Using her skills as a journalist, and her lifelong obsessions with the fuzzy lines between truth and fantasy, Jean searches for explanations for her father’s behavior other than schizophrenia, the diagnosis her mother whispered to Jean when she was still a child. She takes his wildest claims seriously and investigates them. She interviews cousins and grandparents and discovers a chain of fabulists and mystics, going back to her great great grandmother, a clairvoyant curandera who was paid to summon forth voices and visions from the afterlife. She begins mirroring her father’s self-destructive behavior in her own wild experiements with sex and drugs and her flirtations with death in jungles and the middle of the sea. She risks everything in her quest to understand and redeem her father from the underworld of his obsessions and delusions and self-destruction — to bring him back to the world of the living.

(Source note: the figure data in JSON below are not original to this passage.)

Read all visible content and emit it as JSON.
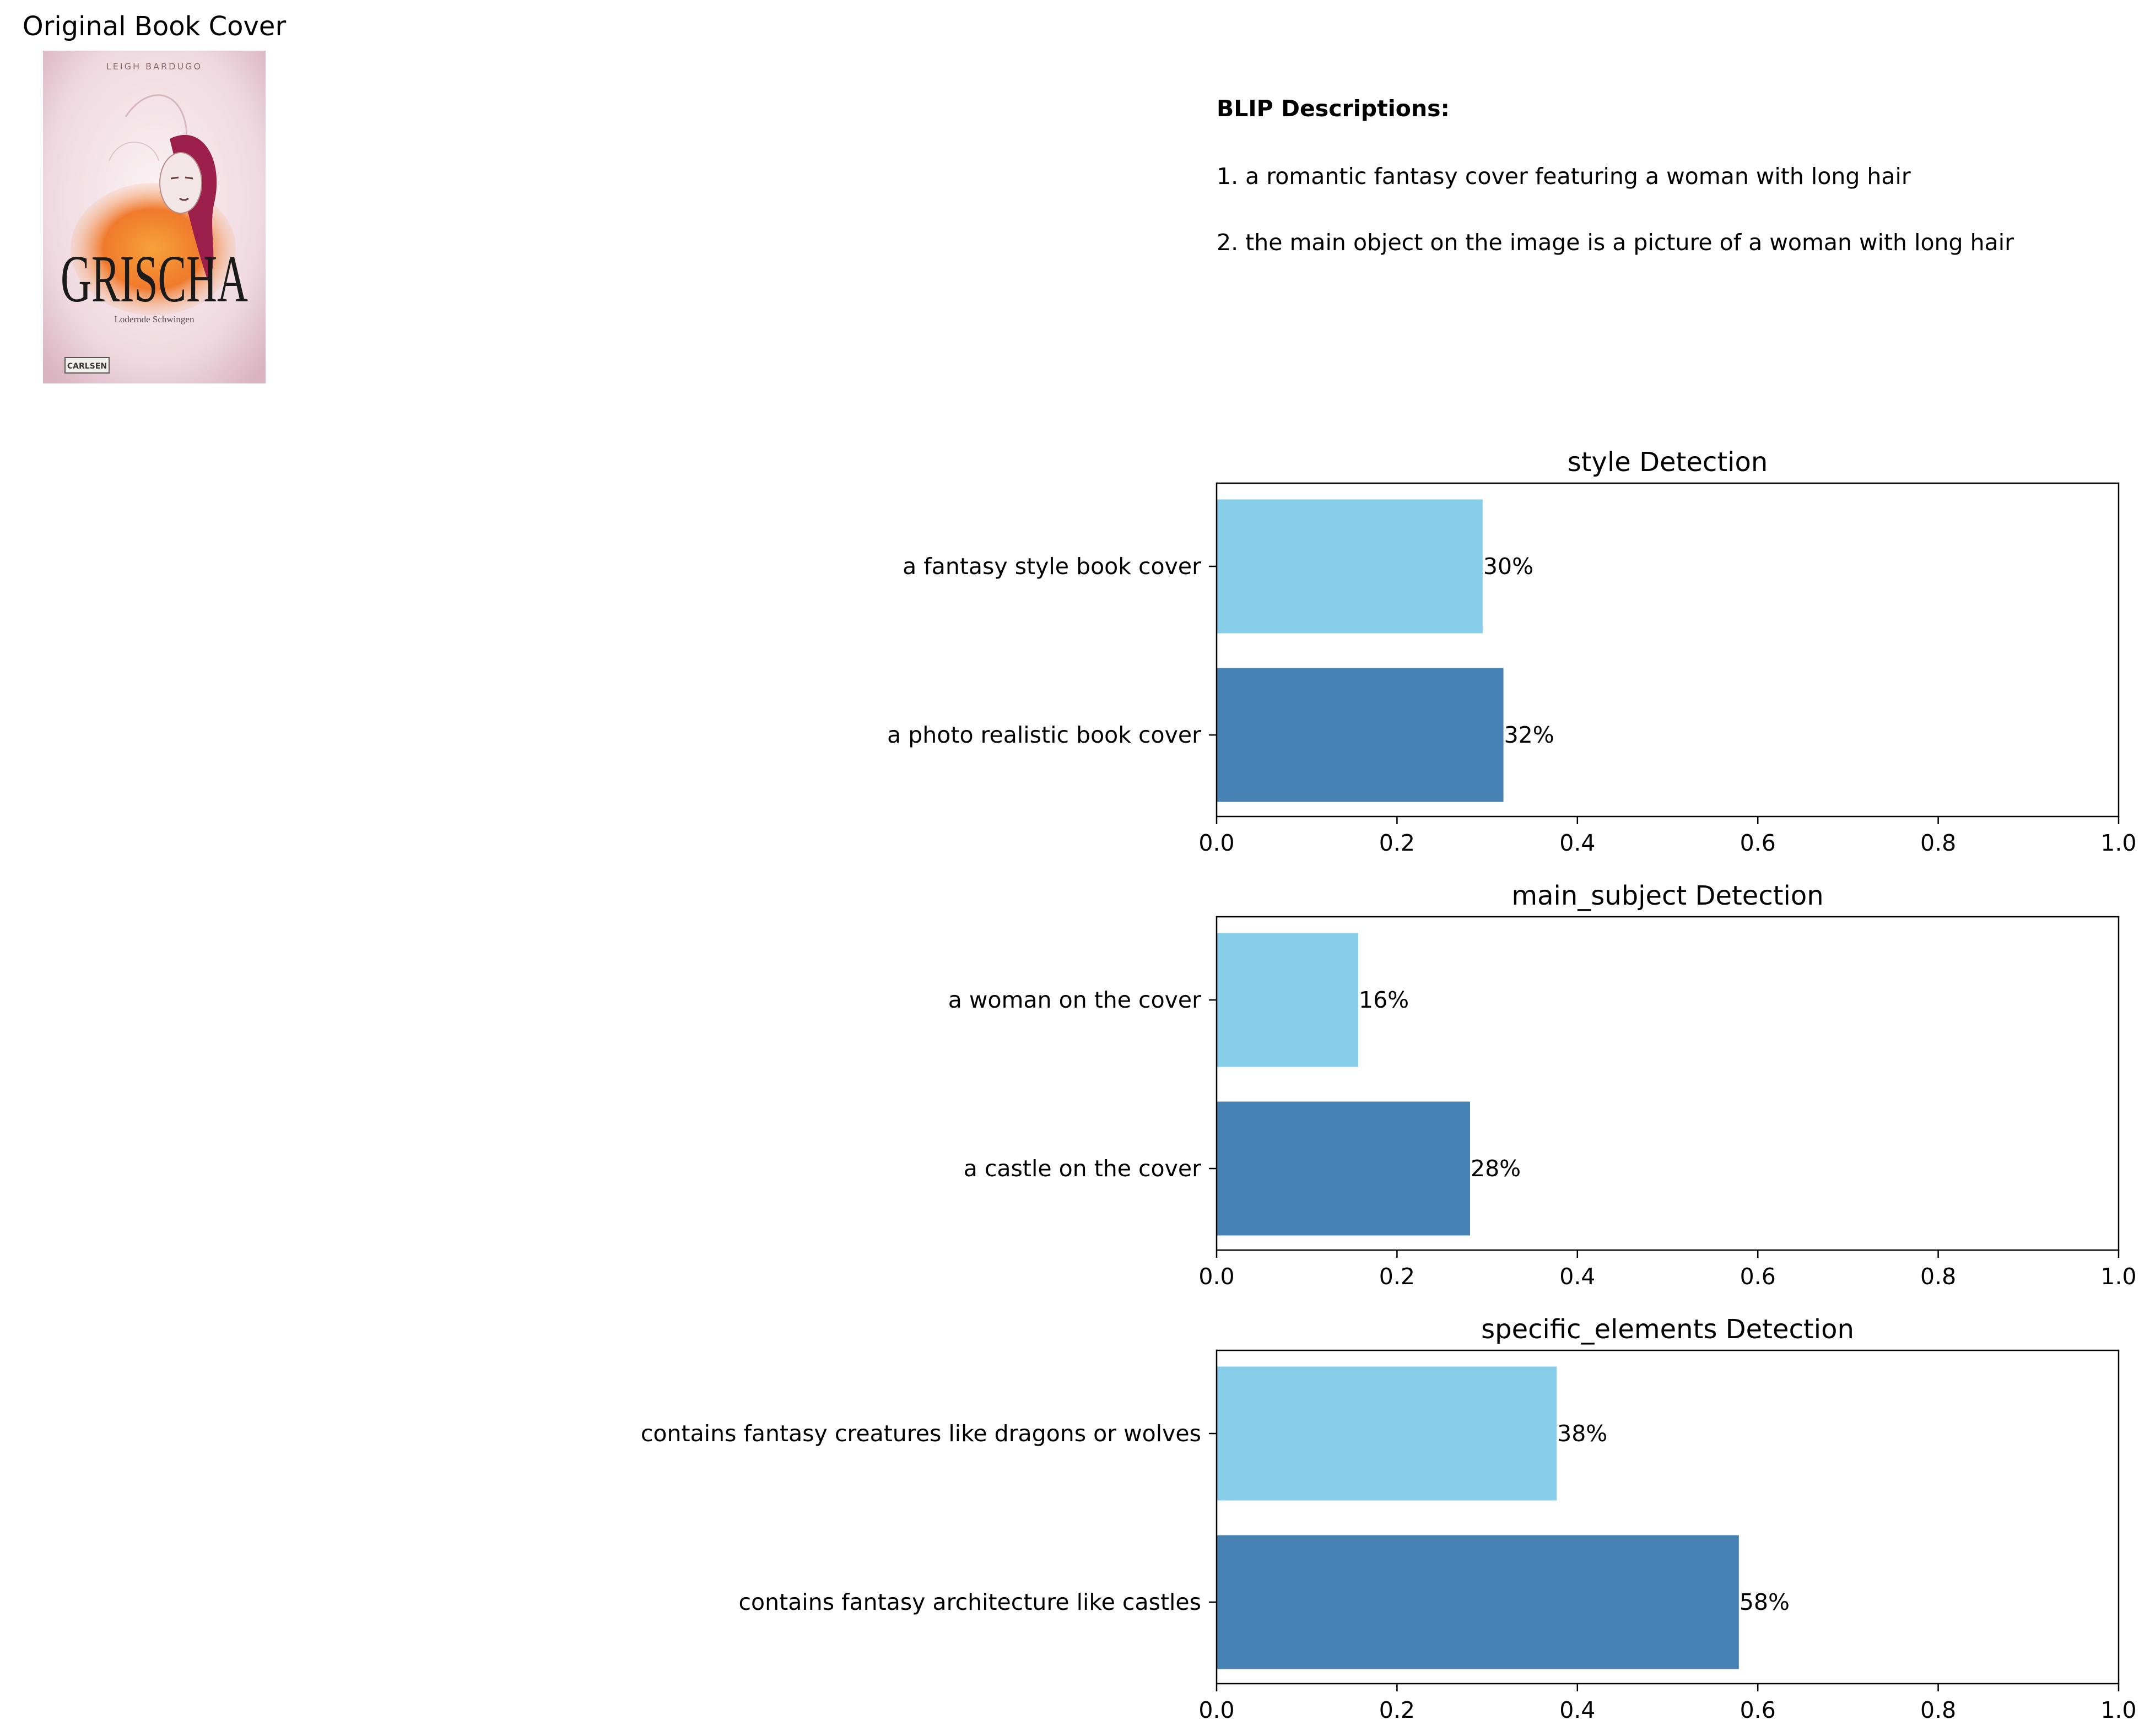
{
  "cover_panel": {
    "title": "Original Book Cover",
    "cover_author": "LEIGH BARDUGO",
    "cover_book_title": "GRISCHA",
    "cover_subtitle": "Lodernde Schwingen",
    "cover_publisher": "CARLSEN"
  },
  "blip": {
    "heading": "BLIP Descriptions:",
    "descriptions": [
      "1. a romantic fantasy cover featuring a woman with long hair",
      "2. the main object on the image is a picture of a woman with long hair"
    ]
  },
  "colors": {
    "bar_light": "#87CEEB",
    "bar_dark": "#4682B4"
  },
  "chart_data": [
    {
      "type": "bar",
      "orientation": "horizontal",
      "title": "style Detection",
      "categories": [
        "a fantasy style book cover",
        "a photo realistic book cover"
      ],
      "values": [
        0.295,
        0.318
      ],
      "value_labels": [
        "30%",
        "32%"
      ],
      "xlim": [
        0,
        1
      ],
      "xticks": [
        "0.0",
        "0.2",
        "0.4",
        "0.6",
        "0.8",
        "1.0"
      ],
      "grid": false
    },
    {
      "type": "bar",
      "orientation": "horizontal",
      "title": "main_subject Detection",
      "categories": [
        "a woman on the cover",
        "a castle on the cover"
      ],
      "values": [
        0.157,
        0.281
      ],
      "value_labels": [
        "16%",
        "28%"
      ],
      "xlim": [
        0,
        1
      ],
      "xticks": [
        "0.0",
        "0.2",
        "0.4",
        "0.6",
        "0.8",
        "1.0"
      ],
      "grid": false
    },
    {
      "type": "bar",
      "orientation": "horizontal",
      "title": "specific_elements Detection",
      "categories": [
        "contains fantasy creatures like dragons or wolves",
        "contains fantasy architecture like castles"
      ],
      "values": [
        0.377,
        0.579
      ],
      "value_labels": [
        "38%",
        "58%"
      ],
      "xlim": [
        0,
        1
      ],
      "xticks": [
        "0.0",
        "0.2",
        "0.4",
        "0.6",
        "0.8",
        "1.0"
      ],
      "grid": false
    }
  ]
}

This is the story of a child’s search for an elusive parent–through exploration, analysis, and embodiment–but also a penetrating journey into the idea of borders and crossings: between sanity and madness, cultures and languages, scientific worlds and mystical, spiritual impulses, life and death. Crux is both a riveting adventure story driven by desire and a profoundly original exploration of the mysteries of our world, our most intimate relationships, and ourselves.”
-Synopsis from Goodreads
A few years ago I had the opportunity to see the author of Crux: A Cross-Border Memoir, Jean Guerrero, speak at the Tucson Festival of Books. I was struck by her story and intrigued to learn more about her and her work as a reporter.
As you may have guessed from the synopsis, this book deals with a lot of tough topics. It is normally not something that I would read only because I tend to read more fiction than non-fiction. However, I will go out of my comfort zone when interest strikes and that was the case with Crux.

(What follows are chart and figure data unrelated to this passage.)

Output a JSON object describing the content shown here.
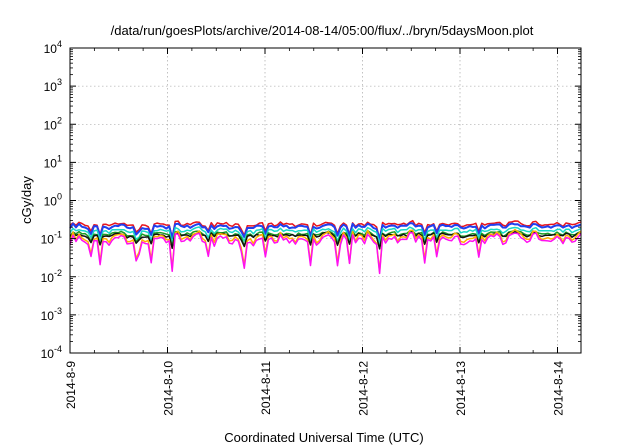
{
  "chart_data": {
    "type": "line",
    "title": "/data/run/goesPlots/archive/2014-08-14/05:00/flux/../bryn/5daysMoon.plot",
    "xlabel": "Coordinated Universal Time (UTC)",
    "ylabel": "cGy/day",
    "yscale": "log",
    "ylim": [
      0.0001,
      10000
    ],
    "xlim": [
      "2014-08-09",
      "2014-08-14 06:00"
    ],
    "grid": true,
    "legend": "none",
    "x_ticks": [
      "2014-8-9",
      "2014-8-10",
      "2014-8-11",
      "2014-8-12",
      "2014-8-13",
      "2014-8-14"
    ],
    "y_ticks": [
      {
        "base": "10",
        "exp": "-4"
      },
      {
        "base": "10",
        "exp": "-3"
      },
      {
        "base": "10",
        "exp": "-2"
      },
      {
        "base": "10",
        "exp": "-1"
      },
      {
        "base": "10",
        "exp": "0"
      },
      {
        "base": "10",
        "exp": "1"
      },
      {
        "base": "10",
        "exp": "2"
      },
      {
        "base": "10",
        "exp": "3"
      },
      {
        "base": "10",
        "exp": "4"
      }
    ],
    "series": [
      {
        "color": "#e8141e",
        "level": 0.24
      },
      {
        "color": "#1f3ff0",
        "level": 0.21
      },
      {
        "color": "#18d7c8",
        "level": 0.165
      },
      {
        "color": "#1d9a22",
        "level": 0.135
      },
      {
        "color": "#111111",
        "level": 0.125
      },
      {
        "color": "#ffb000",
        "level": 0.11
      },
      {
        "color": "#ff10f0",
        "level": 0.095
      }
    ]
  }
}
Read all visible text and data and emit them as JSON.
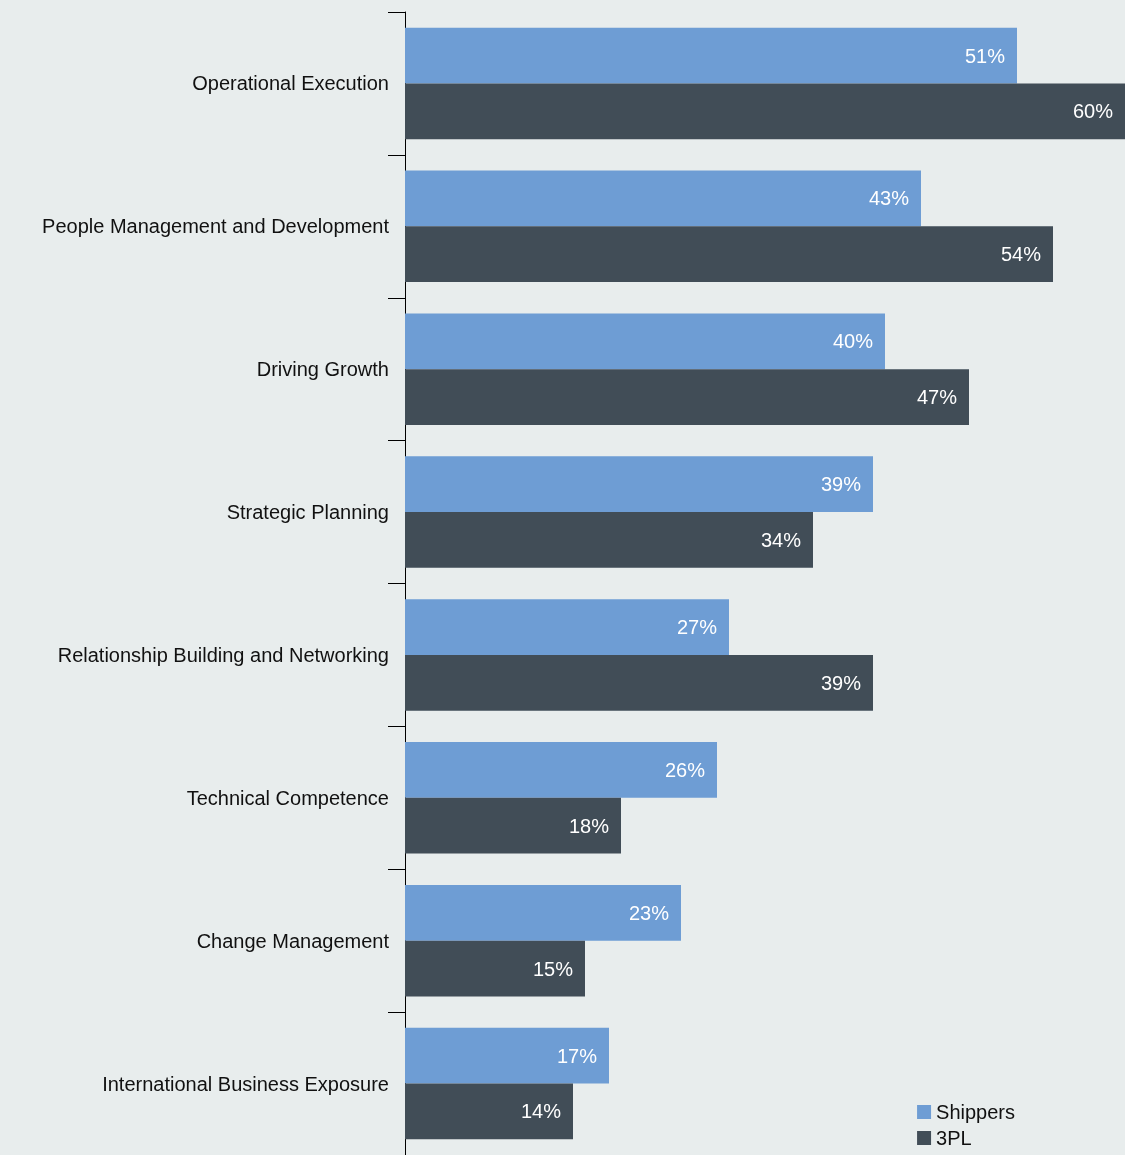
{
  "chart_data": {
    "type": "bar",
    "orientation": "horizontal",
    "legend": "bottom right",
    "categories": [
      "Operational Execution",
      "People Management and Development",
      "Driving Growth",
      "Strategic Planning",
      "Relationship Building and Networking",
      "Technical Competence",
      "Change Management",
      "International Business Exposure"
    ],
    "series": [
      {
        "name": "Shippers",
        "color": "#6e9dd4",
        "values": [
          51,
          43,
          40,
          39,
          27,
          26,
          23,
          17
        ],
        "value_labels": [
          "51%",
          "43%",
          "40%",
          "39%",
          "27%",
          "26%",
          "23%",
          "17%"
        ]
      },
      {
        "name": "3PL",
        "color": "#414d57",
        "values": [
          60,
          54,
          47,
          34,
          39,
          18,
          15,
          14
        ],
        "value_labels": [
          "60%",
          "54%",
          "47%",
          "34%",
          "39%",
          "18%",
          "15%",
          "14%"
        ]
      }
    ]
  }
}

I was captivated from the beginning by the lyrical writing style and the way she wrote about her memories in an unstructured way. Her childhood was not conventional, and I admire how committed she was to writing about it and tracing her family history. This is a family with a rich history that crosses borders and overlaps with revolutions and pivotal moments in history; the way these events are woven together is nothing short of captivating.
Interspersed are stories from her own childhood as she struggled to make sense of her father’s behaviors and all of the confusing things he would tell her. She believed strongly that everything he said meant something, that he wasn’t babbling nonsense, but speaking some sort of truth. She then tried to discover that truth on her own, and it was something she never stopped seeking; the truths about the universe, about herself, and about her father.
“I felt the whole universe rush in through every pore of my body, causing me to swell and expand at the speed of light. I felt the heat of stars flooding my veins, moons bombing my eye sockets, the pink fog of nebulae exploding in my lungs and black holes blowing my heart to smithereens. And then, suddenly, I was infinite.”
-from Crux: A Cross-Border Memoir
I finished the book a few days ago and am still finding myself periodically thinking about where the story ended. If you have read the book you probably know what I am talking about. Guerrero’s journey is not over and I wonder if she will write a second memoir one day, about what happened afterward.
I can’t recommend this book enough if you are looking for a powerful, impactful read with stunning writing and a story that will leave you breathless.